The Renewable Energy Foundation - a not-for-profit organisation that aims to promote renewables while "safeguarding the landscapes of the UK" - has been labelled an "anti-windfarm" group since it formed in 2004.
However, in December the group departed from previous tactics and issued two reports - one looking at the current performance of wind power,1 the other at the effect of adding 25GW of wind to the UK electricity network2, based on work by the Oswald Consultancy. Both got widespread media coverage.
According to the first report, the UK’s wind farms had an average "capacity factor" of 28.4% in 2005 - varying from 23.8% in mid-Wales to 32.6% for the offshore windfarms at North Hoyle and Scroby Sands.
The capacity factor of a wind farm is the amount of electricity it generates compared to its potential. The figures came from Ofgem’s renewables obligation certificates database.
The UK’s wind farms are the best performing in Europe, the report says - Germany’s average capacity factor was only 17.8% in 2005. However, the REF’s take on the data - and that picked up by the media - was that many windfarms had been built on the incorrect assumption of a 30% capacity factor.
The group highlighted the poor performance of wind turbines at Ford’s plant in Dagenham, Essex, and at GlaxoSmithKline’s plant at Barnard Castle, County Durham. These have capacity factors of only 19% and 9% respectively, although they are located in urban areas with poor wind resource.
When questioned, the REF was unable to provide ENDS with evidence of windfarms being incorrectly granted planning permission due to misleading capacity factors.

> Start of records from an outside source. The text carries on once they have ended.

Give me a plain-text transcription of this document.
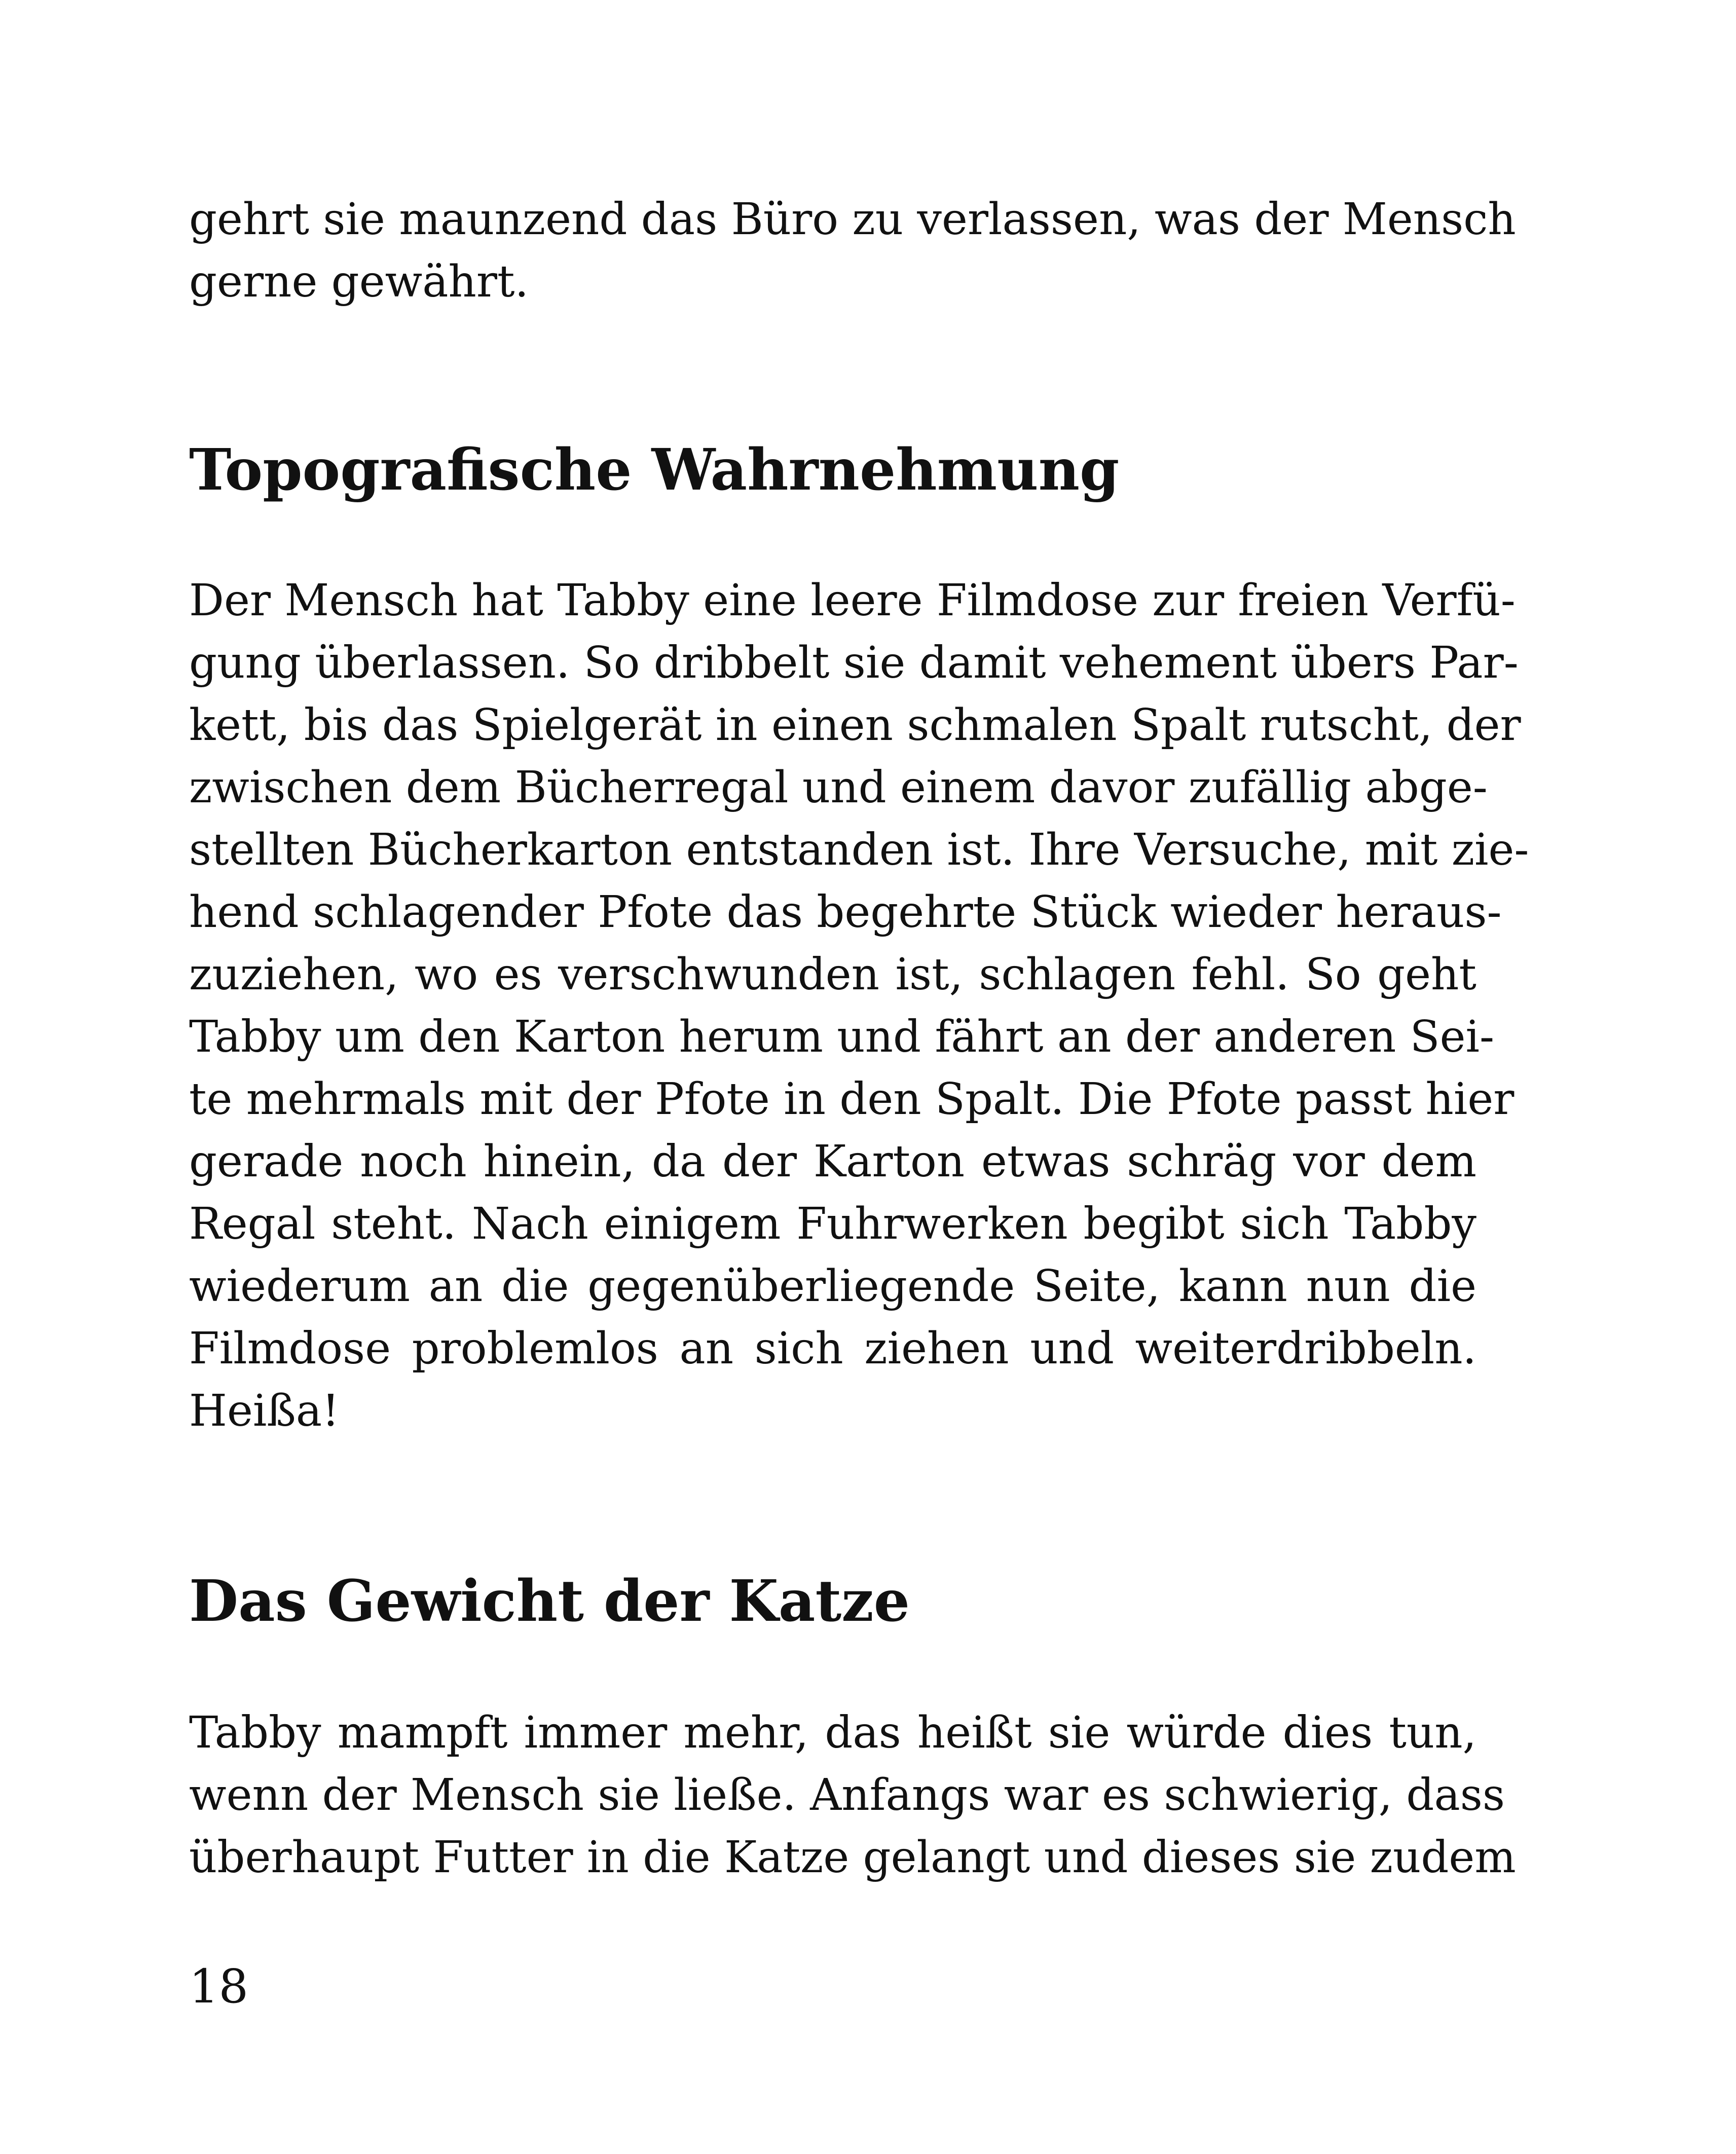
gehrt sie maunzend das Büro zu verlassen, was der Mensch
gerne gewährt.
Topografische Wahrnehmung
Der Mensch hat Tabby eine leere Filmdose zur freien Verfü-
gung überlassen. So dribbelt sie damit vehement übers Par-
kett, bis das Spielgerät in einen schmalen Spalt rutscht, der
zwischen dem Bücherregal und einem davor zufällig abge-
stellten Bücherkarton entstanden ist. Ihre Versuche, mit zie-
hend schlagender Pfote das begehrte Stück wieder heraus-
zuziehen, wo es verschwunden ist, schlagen fehl. So geht
Tabby um den Karton herum und fährt an der anderen Sei-
te mehrmals mit der Pfote in den Spalt. Die Pfote passt hier
gerade noch hinein, da der Karton etwas schräg vor dem
Regal steht. Nach einigem Fuhrwerken begibt sich Tabby
wiederum an die gegenüberliegende Seite, kann nun die
Filmdose problemlos an sich ziehen und weiterdribbeln.
Heißa!
Das Gewicht der Katze
Tabby mampft immer mehr, das heißt sie würde dies tun,
wenn der Mensch sie ließe. Anfangs war es schwierig, dass
überhaupt Futter in die Katze gelangt und dieses sie zudem
18
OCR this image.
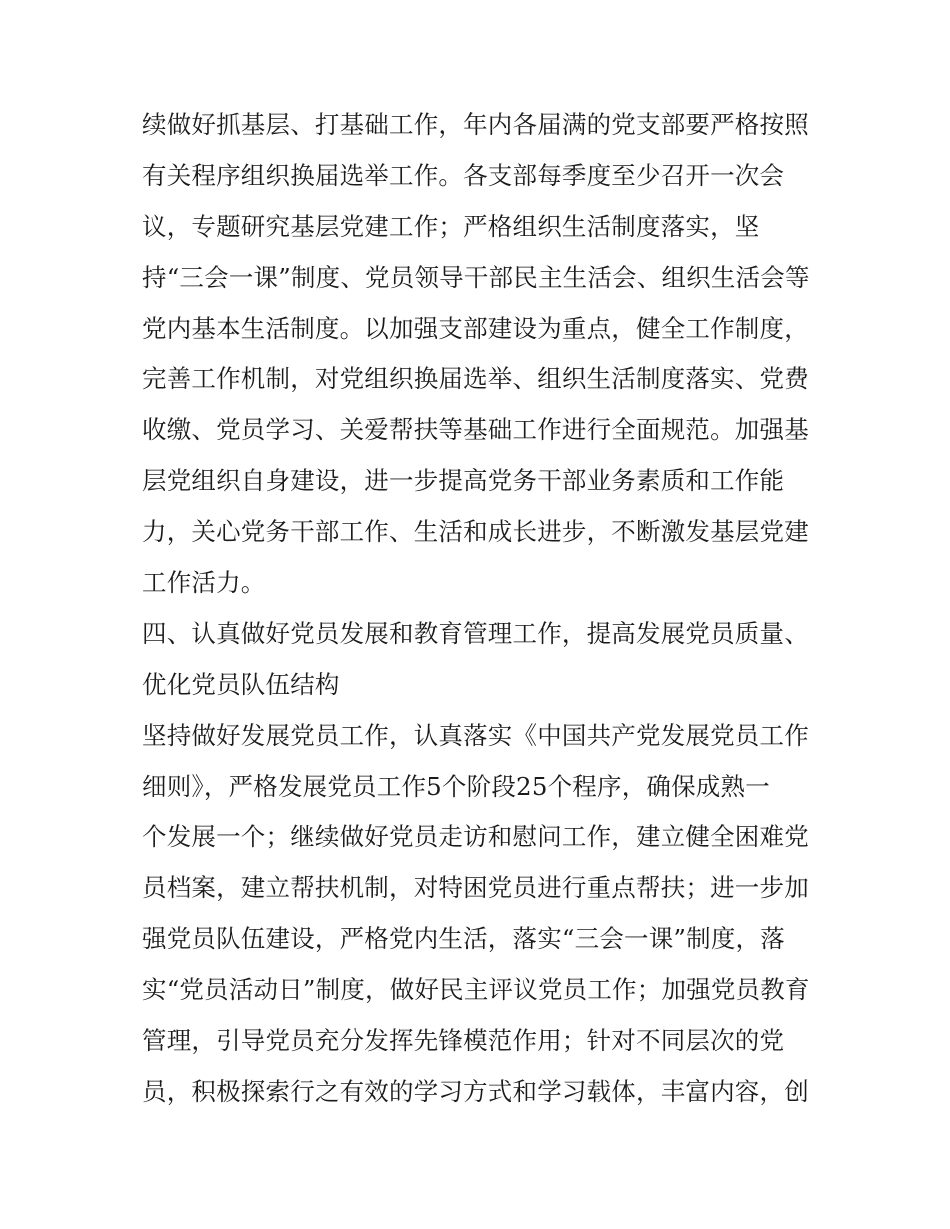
续做好抓基层、打基础工作，年内各届满的党支部要严格按照
有关程序组织换届选举工作。各支部每季度至少召开一次会
议，专题研究基层党建工作；严格组织生活制度落实，坚
持“三会一课”制度、党员领导干部民主生活会、组织生活会等
党内基本生活制度。以加强支部建设为重点，健全工作制度，
完善工作机制，对党组织换届选举、组织生活制度落实、党费
收缴、党员学习、关爱帮扶等基础工作进行全面规范。加强基
层党组织自身建设，进一步提高党务干部业务素质和工作能
力，关心党务干部工作、生活和成长进步，不断激发基层党建
工作活力。
四、认真做好党员发展和教育管理工作，提高发展党员质量、
优化党员队伍结构
坚持做好发展党员工作，认真落实《中国共产党发展党员工作
细则》，严格发展党员工作5个阶段25个程序，确保成熟一
个发展一个；继续做好党员走访和慰问工作，建立健全困难党
员档案，建立帮扶机制，对特困党员进行重点帮扶；进一步加
强党员队伍建设，严格党内生活，落实“三会一课”制度，落
实“党员活动日”制度，做好民主评议党员工作；加强党员教育
管理，引导党员充分发挥先锋模范作用；针对不同层次的党
员，积极探索行之有效的学习方式和学习载体，丰富内容，创
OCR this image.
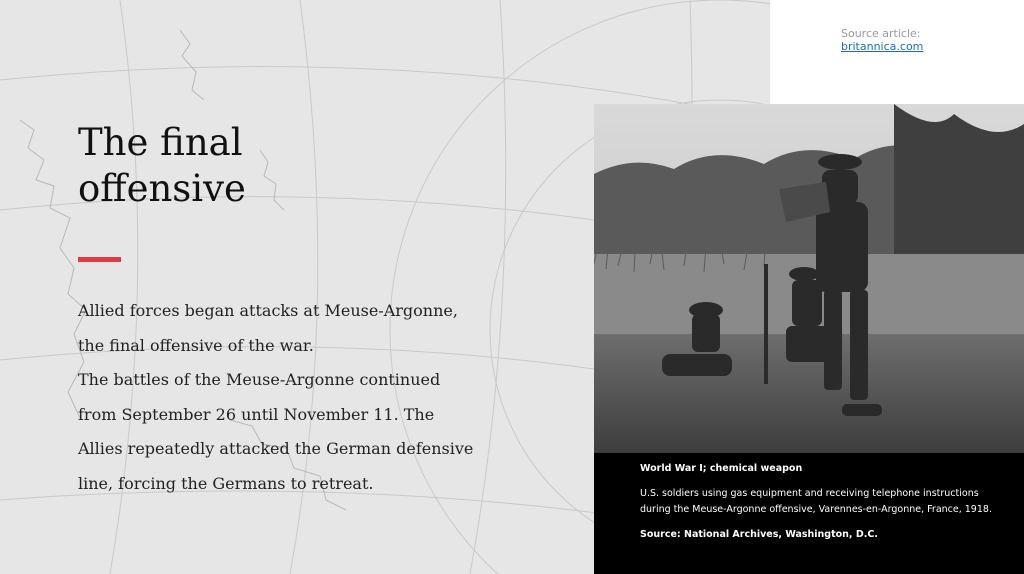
Source article:
britannica.com
The final
offensive

Allied forces began attacks at Meuse-Argonne, the final offensive of the war.

The battles of the Meuse-Argonne continued

from September 26 until November 11. The Allies repeatedly attacked the German defensive line, forcing the Germans to retreat.

World War I; chemical weapon

U.S. soldiers using gas equipment and receiving telephone instructions during the Meuse-Argonne offensive, Varennes-en-Argonne, France, 1918.

Source: National Archives, Washington, D.C.
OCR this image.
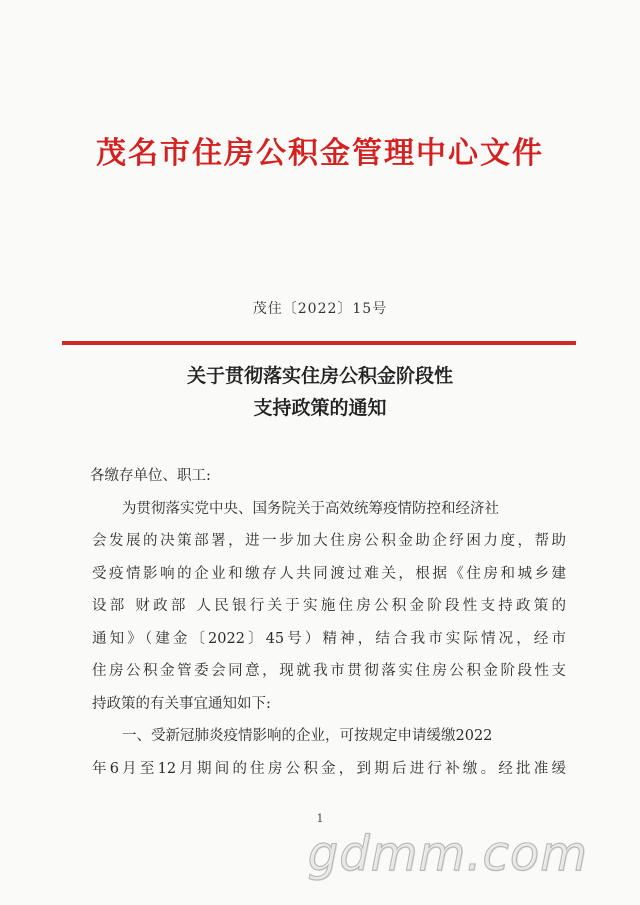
茂名市住房公积金管理中心文件
茂住〔2022〕15号
关于贯彻落实住房公积金阶段性
支持政策的通知
各缴存单位、职工:
为贯彻落实党中央、国务院关于高效统筹疫情防控和经济社
会发展的决策部署，进一步加大住房公积金助企纾困力度，帮助
受疫情影响的企业和缴存人共同渡过难关，根据《住房和城乡建
设部 财政部 人民银行关于实施住房公积金阶段性支持政策的
通知》（建金〔2022〕45号）精神，结合我市实际情况，经市
住房公积金管委会同意，现就我市贯彻落实住房公积金阶段性支
持政策的有关事宜通知如下:
一、受新冠肺炎疫情影响的企业，可按规定申请缓缴2022
年6月至12月期间的住房公积金，到期后进行补缴。经批准缓
1
gdmm.com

"Thirty percent is really a rule of thumb," said Gordon Edge, director of policy at the British Wind Energy Association. "But 28% isn’t that different and it’s still the best in Europe, so what’s the problem?" However, the media did not reflect BWEA’s view.
Although it received less publicity, the second report is the more interesting piece of work. It calculates the hourly power output of wind farms in eight regions across the UK using information from Ofgem’s ROC register and wind speed data from the Met Office.
During January 2006, the output from wind farms varied by 97% due to changes in wind speed, it says. The minimum power output in the month was only 1% of installed capacity. "Power swings of 70% in 30 hours are commonplace in January," it adds.
The report then uses a model to extrapolate that data to an electricity system with 25GW of installed wind capacity. It finds the effect on residual generators would be "unpredictable" and "random".
Base load power plants would have to vary output between 5.5GW and 56GW to match demand, it says. Increased cycling would lead to a higher risk of mechanical failure.
The report does not calculate the risk, but recommends the government invest in a diverse range of renewables to curtail the effects of intermittency.
"The report provides new evidence of the rate of change of wind power in the UK and the effect it could have on thermal plant," said Mr Oswald, its author. "It worries me that we’ll need to cycle thermal plant more frequently than is currently thought."
Mr Oswald’s view is at odds with that of the UK Energy Research Centre, which undertook a review of over 200 reports on the intermittent generation of renewables last year (See ENDS Report 375, pp 13-14 ).
"None" of the studies reviewed suggested that intermittent generation would compromise the reliability of the electricity system. Conventional generation equivalent to 5-10% of installed wind capacity would be needed to cope with short-term fluctuations in wind speed, it said.
Mr Oswald commented that these figures are an under estimate.